The outer loop is the loop over the pixels. Each pixel contributes to one bin in the N-dimensional histogram (or no bins, if any component of the pixel is out-of-range with respect to the size that the user has chosen for the the N-dimensional histogram).

So the outOfBounds variable ends up true if we have an out-of-range for any of the pixel’s components.

And the outPtrC variable sums the memory offsets for the bins along each of the N output axes corresponding to the N components (e.g. for column and row, if there are two components).

Note that spacing and origin in this code are the output spacing and origin, that is, they are the bin origin and the bin spacing in one, two, or three dimensions (for 1D, 2D, or 3D histograms).

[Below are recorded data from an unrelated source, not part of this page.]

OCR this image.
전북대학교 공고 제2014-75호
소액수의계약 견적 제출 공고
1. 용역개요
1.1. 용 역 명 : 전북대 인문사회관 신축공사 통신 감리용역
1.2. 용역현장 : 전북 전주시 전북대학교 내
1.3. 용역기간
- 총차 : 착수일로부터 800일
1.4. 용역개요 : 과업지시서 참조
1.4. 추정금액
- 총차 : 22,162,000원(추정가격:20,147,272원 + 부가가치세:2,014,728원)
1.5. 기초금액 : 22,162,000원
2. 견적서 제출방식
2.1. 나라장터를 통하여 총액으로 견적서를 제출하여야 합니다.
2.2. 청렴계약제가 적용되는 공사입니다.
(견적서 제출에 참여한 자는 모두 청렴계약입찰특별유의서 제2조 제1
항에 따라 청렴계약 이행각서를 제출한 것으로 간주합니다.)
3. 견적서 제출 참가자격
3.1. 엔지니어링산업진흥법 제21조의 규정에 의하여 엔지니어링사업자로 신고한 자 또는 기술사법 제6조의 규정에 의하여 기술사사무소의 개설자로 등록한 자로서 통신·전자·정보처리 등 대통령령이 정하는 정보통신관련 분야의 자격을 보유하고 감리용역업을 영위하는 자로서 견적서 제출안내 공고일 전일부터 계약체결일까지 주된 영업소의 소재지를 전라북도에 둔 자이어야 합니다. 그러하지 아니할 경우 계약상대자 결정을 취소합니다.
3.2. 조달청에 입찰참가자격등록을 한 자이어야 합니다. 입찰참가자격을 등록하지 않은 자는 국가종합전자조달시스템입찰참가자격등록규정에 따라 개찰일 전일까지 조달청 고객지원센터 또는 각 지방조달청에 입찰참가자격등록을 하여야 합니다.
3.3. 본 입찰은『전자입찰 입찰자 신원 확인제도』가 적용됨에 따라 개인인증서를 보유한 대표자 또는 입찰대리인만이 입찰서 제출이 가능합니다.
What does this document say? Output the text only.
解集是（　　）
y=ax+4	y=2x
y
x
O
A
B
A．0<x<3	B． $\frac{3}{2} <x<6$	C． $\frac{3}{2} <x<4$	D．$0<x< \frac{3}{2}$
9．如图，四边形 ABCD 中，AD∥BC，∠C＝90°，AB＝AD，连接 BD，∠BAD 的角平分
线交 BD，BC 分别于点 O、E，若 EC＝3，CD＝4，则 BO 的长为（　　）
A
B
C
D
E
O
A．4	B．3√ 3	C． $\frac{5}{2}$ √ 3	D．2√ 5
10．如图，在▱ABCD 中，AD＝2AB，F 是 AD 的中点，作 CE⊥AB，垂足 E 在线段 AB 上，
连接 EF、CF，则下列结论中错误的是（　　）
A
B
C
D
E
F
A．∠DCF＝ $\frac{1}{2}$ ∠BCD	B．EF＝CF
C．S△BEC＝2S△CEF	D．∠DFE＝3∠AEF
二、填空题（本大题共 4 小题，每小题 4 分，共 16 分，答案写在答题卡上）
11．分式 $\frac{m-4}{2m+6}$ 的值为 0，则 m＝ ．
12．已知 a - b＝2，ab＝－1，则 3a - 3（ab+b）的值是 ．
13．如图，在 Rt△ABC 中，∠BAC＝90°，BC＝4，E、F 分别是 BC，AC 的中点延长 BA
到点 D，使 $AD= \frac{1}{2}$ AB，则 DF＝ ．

      while (inPtr != spanEndPtr)
      {
        // find the bin for this pixel.
        bool outOfBounds = false;
        vtkIdType* outPtrC = outPtr;
        for (int idxC = 0; idxC < numC; ++idxC)
        {
          double v = static_cast<double>(*inPtr++);

          // compute the bin index for the current component
          int outIdx = vtkMath::Floor((v - origin[idxC]) / spacing[idxC]);

          // verify that it is in range (i.e. within the histogram bounds)
          if (outIdx >= outExtent[idxC * 2] && outIdx <= outExtent[idxC * 2 + 1])
          {
            outPtrC += (outIdx - outExtent[idxC * 2]) * outIncs[idxC];
          }
          else
          {
            outOfBounds = true;
          }
        }

        // increment the bin
        if (!outOfBounds)
        {
          ++(*outPtrC);
        }
      }

Hi David, thanks for the response. That makes sense now. The key part I was missing was that the output is N dimensional with a unique bin for each possible combination of components. I was thinking it was simply one 1D histogram per component - e.g. bin count * 3 for RGB.